Context:
I have 02 3D curves that are the bottom reference of the road.
I want to define a flat slab below the road. The slab must to put right angle to keep the thickness of variable part as small as possible and the max distance as minimum as possible.
What I did:
I’m trying to find the plane that the total distances from the curve to the plane as small as possible. (the plane can not cut the curves).
I used Galapagos to optimize the total distance. (see the GH file). Findplane.gh (25.9 KB)
The issue:
Each time I run, I find a new plane that is not fit with the old plane. (sometime it can not finish the test. )
Your geometry is extremely far away from the origin which makes it painfully slow for Rhino to manipulate (gumball rotation) and can cause errors. GH is extremely unresponsive.
Your unit dimensions are mysterious. Your curves are ~55 thousand units long!? The end points of your curves are ~1400 units apart (millimeters?), and one end is ~1000 units wider than the other?
Your curves are going opposite directions. And they are polylines so lofting them together makes a polysurface instead of a single surface.
Findplane.3dm (279.5 KB)
Here is the result from Galapagos that I was looking for- One plane - it will become top of prefab beam for the next step. The polysurface is not accepted.
Look, there was an error in version ‘b’ above, due to the difference in scale of the two models.
Fixed below. The Plane Fit ‘dx’ (deviation) is only 15.58 units (millimeters?). You can move the plane that far down if you must. The fact is though that your curves are not co-planar.
The surface need to be under of the road. So I moved it down -205mm.
I tried move up 15mm, but the total length is not optimize compare to the galapagos.
Using all the curve control points instead of only the end points (see switch in blue group below) , the Plane Fit ‘dx’ (Deviation) jumps from 15.58 units (millimeters?) to 100.27 units!
I have no way to determine which is the “better” Plane Fit result?
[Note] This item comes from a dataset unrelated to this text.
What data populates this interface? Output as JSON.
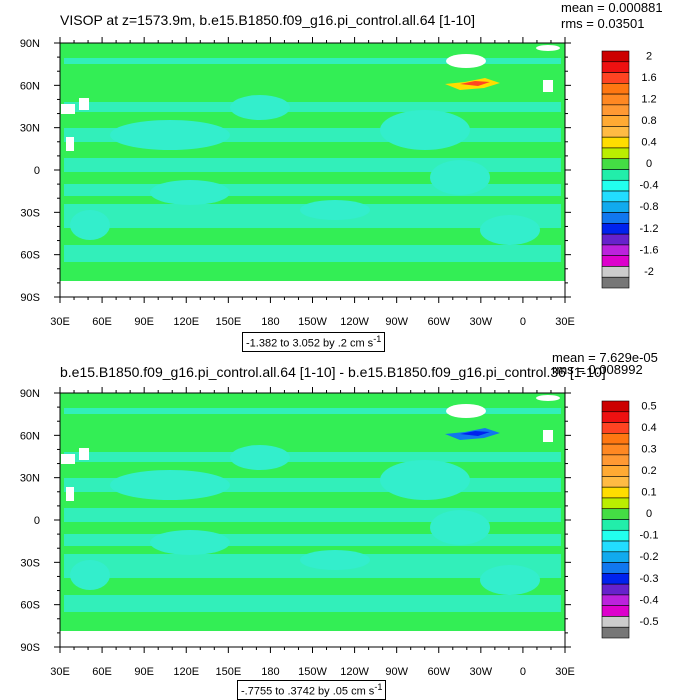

Regardless, note that I projected the control points to the plane and created co-planar interpolated curves (IntCrv) before lofting to make the planar surface.
P.S. Using curve division points (10 per curve) for Plane Fit instead of end points or control points, the deviation is 86.0 units.
In retrospect, I realized that projecting control points and interpolating them wasn’t a good idea, so I looked at this again.
First, I had to deal with the extreme unresponsiveness of GH/Rhino, which made it too difficult to modify the model. I added a switch between “In Place” and “Move to XY”, which moves both curves to the ‘World XY’ origin. This fixes the poor responsiveness issue!
Later, I discovered accidentally that this revised model works well “In Place” as long as certain kinds of geometry are avoided. For example, there is a disabled “SLAB” group with a big warning to “Use ‘Move to XY’ feature before enabling”.
Otherwise, I added some features and options to visualize the true shape of your curves relative to a ‘World XY’ plane with its origin at the lowest end point (white ‘X’).
‘Plane Fit’ origin is adjusted automatically to the lowest position to avoid being above any of the points. The blueish surface below uses the original curves and is definitely not planar! The light green surface is planar, derived from projecting your curves to the adjusted ‘Plane Fit’. But is that really what you want? It appears to deviate from the original surface by up to ~220 units (millimeters? 8 inches?).